Northern California is a hotbed of art quilting, said Martha Sielman, executive director of the Studio Art Quilt Association, an international organization with 3,300 members in 31 countries dedicated, among other things, to promoting quilting as a fine art.

Sonoma County is home to several quilting guilds and a number of respected quilting artists like Barbara Confer of Petaluma, who does portraits, landscapes and nature scenes, and who recently had a piece selected for an exhibit at the National Quilting Museum in Kentucky.

Petaluma fabric artist Carol Larson's abstracts have been purchased by major corporations and Kaiser Permanente, with one major piece hanging in Kaiser's Santa Rosa hospital.

Larson has been drawn to fabric art all her life. A seamstress since childhood, she was a serious hobbyist weaver for many years while raising a daughter and managing a medical office. When she retired in 1998, she started taking quilting classes.
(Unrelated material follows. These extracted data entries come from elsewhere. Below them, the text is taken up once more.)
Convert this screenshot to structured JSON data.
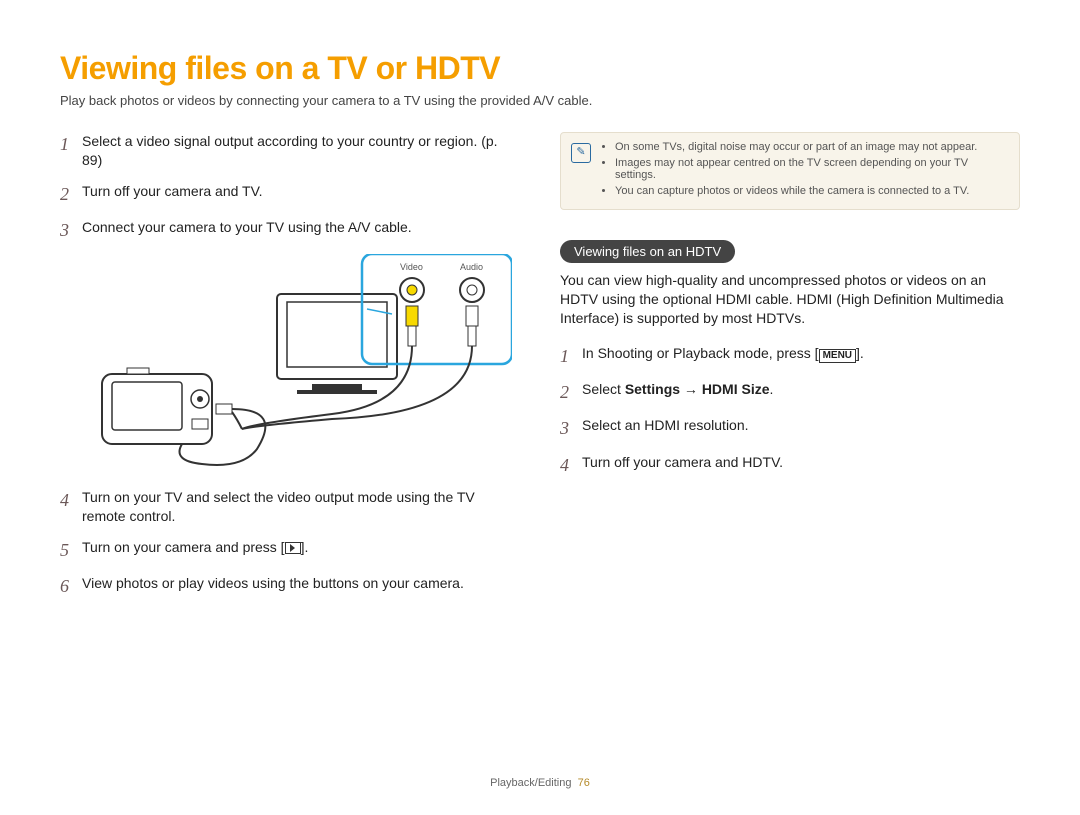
{
  "title": "Viewing files on a TV or HDTV",
  "subtitle": "Play back photos or videos by connecting your camera to a TV using the provided A/V cable.",
  "left_steps": [
    "Select a video signal output according to your country or region. (p. 89)",
    "Turn off your camera and TV.",
    "Connect your camera to your TV using the A/V cable.",
    "Turn on your TV and select the video output mode using the TV remote control.",
    "Turn on your camera and press [",
    "View photos or play videos using the buttons on your camera."
  ],
  "step5_suffix": "].",
  "diagram_labels": {
    "video": "Video",
    "audio": "Audio"
  },
  "notes": [
    "On some TVs, digital noise may occur or part of an image may not appear.",
    "Images may not appear centred on the TV screen depending on your TV settings.",
    "You can capture photos or videos while the camera is connected to a TV."
  ],
  "note_icon": "✎",
  "section2_title": "Viewing files on an HDTV",
  "section2_body": "You can view high-quality and uncompressed photos or videos on an HDTV using the optional HDMI cable. HDMI (High Definition Multimedia Interface) is supported by most HDTVs.",
  "right_steps": {
    "s1_a": "In Shooting or Playback mode, press [",
    "s1_menu": "MENU",
    "s1_b": "].",
    "s2_a": "Select ",
    "s2_bold": "Settings → HDMI Size",
    "s2_b": ".",
    "s3": "Select an HDMI resolution.",
    "s4": "Turn off your camera and HDTV."
  },
  "footer": {
    "section": "Playback/Editing",
    "page": "76"
  }
}
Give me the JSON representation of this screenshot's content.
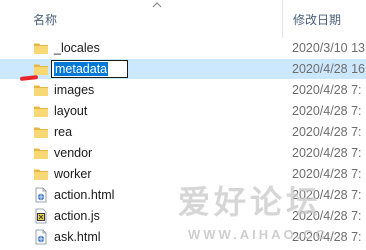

Since then she's made more than 200 art quilts, experimenting with screen prints, dyes and vintage fabrics in both abstracts and pictorials. She also hand-paints on fabrics, working with subjects and imagery that, like any modern art piece, provoke thought and reaction.

Her "Tall Girl" series explored a lifetime of silent emotions she was forced to suppress after her father made her undergo height reduction surgery at 17. Six inches were removed from her legs, leading to a lifetime of discomfort and pain, hurt and anger.

"I started printing the story on cloth because I wasn't supposed to talk about it," said Larsen, 66, who is now 6 feet tall. "My father forbade me from talking about it, so I carried that story in my body for 40 years."

Larsen is drawn to the color ranges and textures of quilting arts.

"To me it's the tactile quality and the color. I am seduced by color. I always say if fertilizer came in fuchsia, I would buy it," she says with a laugh. "People ask why I still put batting in my work because that makes it, quote, 'a quilt,' and I'm more in the fine art world. But I do it because I love the depth that it gives. It gives the work texture and makes it interesting."